Nel nuovo programma del sabato mattina di Rai 2 “Star Bene” condotto da Livio Beshir, Massimiliano Neri ha un ruolo importante. Il rinomato imprenditore da anni punta di diamante del settore legato al sushi, è il fondatore di Kukai il primo sushi restaurant del Centro-Sud Italia e è uno dei protagonisti del talk al centro del format. In occasione del buon esordio in termine di critica e di auditel della trasmissione abbiamo intervistato per voi Massimiliano Neri.
Come nasce la tua passione per la cultura giapponese? E nello specifico per il Giappone?
Il mio primo approccio col Giappone avvenne a 19 anni, in realtà un po’ per caso.
Ero in Nuova Zelanda, dove lavoravo come modello, quando la mia agenzia mi propose un’esperienza in Giappone. Accetto e dopo qualche giorno mi ritrovo a Tokyo. Fu amore a prima vista, non tanto per la città in sé, quanto per i giapponesi: mi innamorai del loro approccio alla vita, del loro senso del rispetto reciproco, della loro educazione, della loro attenzione ai dettagli e della loro dedizione. Quella prima visita non durò più di un paio di mesi, tuttavia mi ripromisi che ci sarei tornato per un periodo più lungo.
Ritornato a Parigi infatti, dove ero iscritto alla facoltà di Economia, iniziai da subito delle lezioni private di lingua giapponese. Ben presto mi appassionai anche alla letteratura; divoravo letteralmente i libri di Tanizaki e Mishima soprattutto. Oramai anche a Parigi avevo più amici giapponesi che francesi. Mangiavo spessissimo piatti giapponesi, sia al ristorante, sia a casa di amici, e ovviamente a casa mia. Ero diventato un esperto di ricette giapponesi.
Ho sempre sentito come un’energia che mi attirava verso il Giappone, qualcosa di inspiegabile, chissà…forse una vita precedente in Giappone…
Ho sentito da subito che esisteva un forte legame tra me e il modo di sentire dei giapponesi. Inspiegabilmente adoravo il loro senso dell’umorismo, con il quale in realtà non ero mai entrato in contatto prima. Ancora adesso non rido con nessuno come con loro, adoro quel loro umorismo infantile, demenziale da un lato e sagace dall’altro. Un umorismo che, a differenza di quello occidentale, non si basa mai sull’offesa dell’altro ma piuttosto sul ridicolizzare se stessi.

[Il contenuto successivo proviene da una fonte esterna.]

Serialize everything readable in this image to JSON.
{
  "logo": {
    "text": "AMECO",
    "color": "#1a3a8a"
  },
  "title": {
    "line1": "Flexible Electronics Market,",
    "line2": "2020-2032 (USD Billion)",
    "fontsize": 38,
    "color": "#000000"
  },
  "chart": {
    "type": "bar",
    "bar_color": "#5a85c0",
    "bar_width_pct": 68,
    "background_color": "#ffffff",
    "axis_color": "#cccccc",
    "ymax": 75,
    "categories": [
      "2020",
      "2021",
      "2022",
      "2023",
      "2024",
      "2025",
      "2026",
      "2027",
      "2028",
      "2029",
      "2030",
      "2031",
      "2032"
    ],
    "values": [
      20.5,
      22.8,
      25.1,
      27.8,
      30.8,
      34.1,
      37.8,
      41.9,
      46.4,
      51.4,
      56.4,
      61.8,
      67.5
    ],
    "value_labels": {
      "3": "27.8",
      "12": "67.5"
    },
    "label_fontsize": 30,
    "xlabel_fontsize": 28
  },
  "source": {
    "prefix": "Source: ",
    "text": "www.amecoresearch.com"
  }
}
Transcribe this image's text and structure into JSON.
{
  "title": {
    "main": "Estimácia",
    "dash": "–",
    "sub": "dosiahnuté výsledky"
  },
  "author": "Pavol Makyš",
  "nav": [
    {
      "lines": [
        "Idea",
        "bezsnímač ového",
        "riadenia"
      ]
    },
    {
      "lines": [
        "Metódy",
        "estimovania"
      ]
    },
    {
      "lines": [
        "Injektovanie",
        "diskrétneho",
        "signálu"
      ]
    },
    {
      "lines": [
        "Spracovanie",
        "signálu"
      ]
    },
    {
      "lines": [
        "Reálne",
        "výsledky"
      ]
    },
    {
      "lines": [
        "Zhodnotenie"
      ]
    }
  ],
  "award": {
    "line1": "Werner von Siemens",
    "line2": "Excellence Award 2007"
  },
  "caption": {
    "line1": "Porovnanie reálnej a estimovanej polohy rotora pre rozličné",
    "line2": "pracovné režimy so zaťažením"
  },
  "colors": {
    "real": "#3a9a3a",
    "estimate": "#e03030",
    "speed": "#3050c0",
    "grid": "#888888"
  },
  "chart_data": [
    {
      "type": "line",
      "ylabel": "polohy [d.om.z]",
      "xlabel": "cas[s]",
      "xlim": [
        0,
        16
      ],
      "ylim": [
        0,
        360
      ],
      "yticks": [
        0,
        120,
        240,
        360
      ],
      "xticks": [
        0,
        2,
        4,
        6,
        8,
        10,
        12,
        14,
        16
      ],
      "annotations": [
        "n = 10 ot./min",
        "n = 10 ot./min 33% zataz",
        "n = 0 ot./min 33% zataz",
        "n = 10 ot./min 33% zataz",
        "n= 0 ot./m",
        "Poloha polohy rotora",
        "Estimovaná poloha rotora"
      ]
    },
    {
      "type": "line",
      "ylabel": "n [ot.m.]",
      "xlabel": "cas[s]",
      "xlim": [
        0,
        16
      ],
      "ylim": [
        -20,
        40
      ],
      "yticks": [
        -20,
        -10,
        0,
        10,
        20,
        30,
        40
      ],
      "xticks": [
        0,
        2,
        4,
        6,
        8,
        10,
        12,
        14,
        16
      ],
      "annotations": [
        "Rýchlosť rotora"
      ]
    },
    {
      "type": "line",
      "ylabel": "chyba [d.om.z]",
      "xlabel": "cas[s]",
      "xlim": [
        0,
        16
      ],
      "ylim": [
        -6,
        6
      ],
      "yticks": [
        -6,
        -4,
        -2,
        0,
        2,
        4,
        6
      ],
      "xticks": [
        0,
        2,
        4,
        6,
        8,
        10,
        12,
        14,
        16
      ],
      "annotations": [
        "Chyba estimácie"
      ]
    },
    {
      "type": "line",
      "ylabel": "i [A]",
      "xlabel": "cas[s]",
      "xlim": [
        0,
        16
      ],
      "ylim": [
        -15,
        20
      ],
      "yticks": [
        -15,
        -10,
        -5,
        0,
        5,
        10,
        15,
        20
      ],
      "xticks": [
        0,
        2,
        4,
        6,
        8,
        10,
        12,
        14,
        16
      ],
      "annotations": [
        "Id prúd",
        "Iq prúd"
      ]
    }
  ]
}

Il luogo comune che proprio non sopporti legato ai giapponesi?
Mi fa molto ridere che tempo fa, quando cominciavo a relazionarmi con i giapponesi, quest’ultimi venivano spesso presi in giro perché fotografavano di tutto e continuamente, i piatti al ristorante compresi. Oggi, mi viene da dire che, probabilmente, erano molto più avanti di noi: con l’era dei social siamo noi europei e non i primi a scattare e condividere ogni momento e, anzi, aggiungo, che, alla fine, i giapponesi sono molto meno social di noi.
Un’altra cosa che mi colpisce è che si crede che i giapponesi siano delle persone introverse, schive, quando, in realtà, sono molto più attenti di noi al divertimento e sono altrettanto socievoli.
In cosa pensi siano simili e in cosa pensi siano diversi, rispetto a noi italiani?
Una cosa che ci accomuna molto è uno spiccato senso estetico, sebbene mi venga da dire che quello giapponese è più democratico: ho l’impressione che in Italia la bellezza sia un privilegio delle classi sociali più colte e alte, mentre per i giapponesi la bellezza è importante anche nel modo in cui incarta la frutta il fruttivendolo.
Diversi: mi ricollego alla risposta di prima, italiani caciaroni, giapponesi basso profilo. Penso che questo ben emerga dalla moda scelta dai primi rispetto ai secondi.
Il sushi, negli ultimi anni, ha avuto un vero e proprio exploit: quali pensi siano le ragioni di questo successo?
Penso che siano diversi fattori, come il colore del sushi e la sua estetica lontana da quella che si può ritrovare nelle altre tipologie di cucine con cui siamo in contatto. Un altro punto a suo favore è questa nuova attenzione che tutti hanno nei confronti di una dieta più equilibrata e salutare, il sushi si sposa bene, essendo fatto con prodotti semplici e sani.
Sogni nel cassetto?
C’è un luogo in particolare dove mi piacerebbe aprire un punto vendita, è una città che porto nel cuore, perché ci ho studiato e mi ha permesso di venire in contatto con la cultura giapponese: Parigi. Aprire lì, sarebbe un po’ come chiudere un cerchio.